The speed of ecological speciation

Abstract

Adaptation can occur on ecological time-scales (contemporary evolution) and adaptive divergence can cause reproductive isolation (ecological speciation). From the intersection of these two premises follows the prediction that reproductive isolation can evolve on ecological time-scales. We explore this possibility in theory and in nature. Finding few relevant studies, we examine each in some detail. THEORY: Several models have demonstrated that ecological differences can drive the evolution of partial reproductive barriers in dozens to hundreds of generations. Barriers likely to evolve quickly include dispersal rate, habitat preference and selection against migrants/hybrids. PLANTS: Adjacent populations adapting to different fertilizer treatments or to mine tailings can develop reproductive barriers within at least 100 generations. These barriers include differences in flowering time and selection against migrants/hybrids. INVERTEBRATES: Populations on native and introduced host plants can manifest reproductive barriers in dozens to hundreds of generations. These barriers include local host preference and selection against migrants/hybrids. VERTEBRATES: Salmon adapting to divergent breeding environments can show restricted gene flow within at least 14 generations. Birds evolving different migratory routes can mate assortatively within at least 10-20 generations. Hybrid sculpins can become isolated from their ancestral species within at least 20-200 generations. Ecological speciation can commence within dozens of generations. How far it goes is an important question for future research.

Fig. 1

Anthoxanthum odoratum shows higher zinc tolerance (top panel) and earlier flowering (bottom panel) on the tailings of a zine mine than on the adjacent pasture (adapted from fig. 1 in Antonovics & Bradshaw 1970). These data are based on eight samples along a 100 m transect (x-axis) perpendicular to the transition between the mine and pasture. Flowering time represents stigma emergence in days after 9 June 1966.

Fig. 2

Weevils collected from exotic milfoil (EXO) show a significant preference to oviposit on exotic milfoil rather than native milfoil (NAT) in no-choice trails (top panel; adapted from fig. 1 in Sheldon & Jones 2001) and in choice trails (middle panel; adapted from fig. 2 in Sheldon & Jones 2001). Moreover, females collected from exotic milfoil produce significantly more larvae when mated with males collected from exotic milfoil than with males collected from native milfoil (bottom panel; adapted from fig. 3 in Sheldon & Jones 2001). Weevils collected from native milfoil show no differences in preference or larval production on native vs. exotic milfoil.

Fig. 3

Evidence for the contemporary evolution of reproductive isolation for introduced salmon populations adapting to river and beach breeding environments over the course of approximately 14 generations. The top panel shows that body depth (standardized to a common body length) is significantly greater for males hatched and breeding at the beach (beach residents; BR) than for males hatched and breeding at the river (river residents; RR). The middle panel shows that female body length (at a common age) is significantly less for beach residents than for river residents.
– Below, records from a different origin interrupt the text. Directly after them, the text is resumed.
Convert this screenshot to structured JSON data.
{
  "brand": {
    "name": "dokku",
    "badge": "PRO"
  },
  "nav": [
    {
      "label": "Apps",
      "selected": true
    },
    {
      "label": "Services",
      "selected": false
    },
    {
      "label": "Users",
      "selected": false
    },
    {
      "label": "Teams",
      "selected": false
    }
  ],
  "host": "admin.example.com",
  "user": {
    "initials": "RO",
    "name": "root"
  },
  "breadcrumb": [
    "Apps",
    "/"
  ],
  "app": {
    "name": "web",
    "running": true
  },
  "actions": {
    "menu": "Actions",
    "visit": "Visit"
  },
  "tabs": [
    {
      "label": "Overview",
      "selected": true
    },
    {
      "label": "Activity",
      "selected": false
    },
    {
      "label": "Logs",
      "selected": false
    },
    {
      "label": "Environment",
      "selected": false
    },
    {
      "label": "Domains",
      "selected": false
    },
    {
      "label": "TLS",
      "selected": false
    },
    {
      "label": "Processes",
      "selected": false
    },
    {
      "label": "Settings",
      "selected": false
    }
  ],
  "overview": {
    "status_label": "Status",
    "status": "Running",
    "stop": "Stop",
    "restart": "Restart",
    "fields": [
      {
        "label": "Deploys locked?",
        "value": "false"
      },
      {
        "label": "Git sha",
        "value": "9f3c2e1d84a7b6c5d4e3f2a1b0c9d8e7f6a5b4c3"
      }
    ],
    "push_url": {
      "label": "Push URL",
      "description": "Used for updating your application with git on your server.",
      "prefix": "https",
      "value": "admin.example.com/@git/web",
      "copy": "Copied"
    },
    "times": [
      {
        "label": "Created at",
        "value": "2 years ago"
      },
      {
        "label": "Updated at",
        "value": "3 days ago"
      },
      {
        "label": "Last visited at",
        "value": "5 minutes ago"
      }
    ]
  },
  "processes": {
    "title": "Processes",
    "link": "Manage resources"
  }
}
For both traits, fish hatched in the river but breeding at the beach (beach immigrants, BI) are intermediate and not significant different from either river or beach residents. In both panels, boxes contain 50% of the data and bars contain the remainder; horizontal lines indicate medians, arrows indicate means, and the circle indicates an outlier. The bottom panel shows that gene flow is limited between beach residents and river residents. Specifically, F_ST based on six microsatellite loci is significant between beach residents and both river residents and beach immigrants but not between river residents and beach immigrants.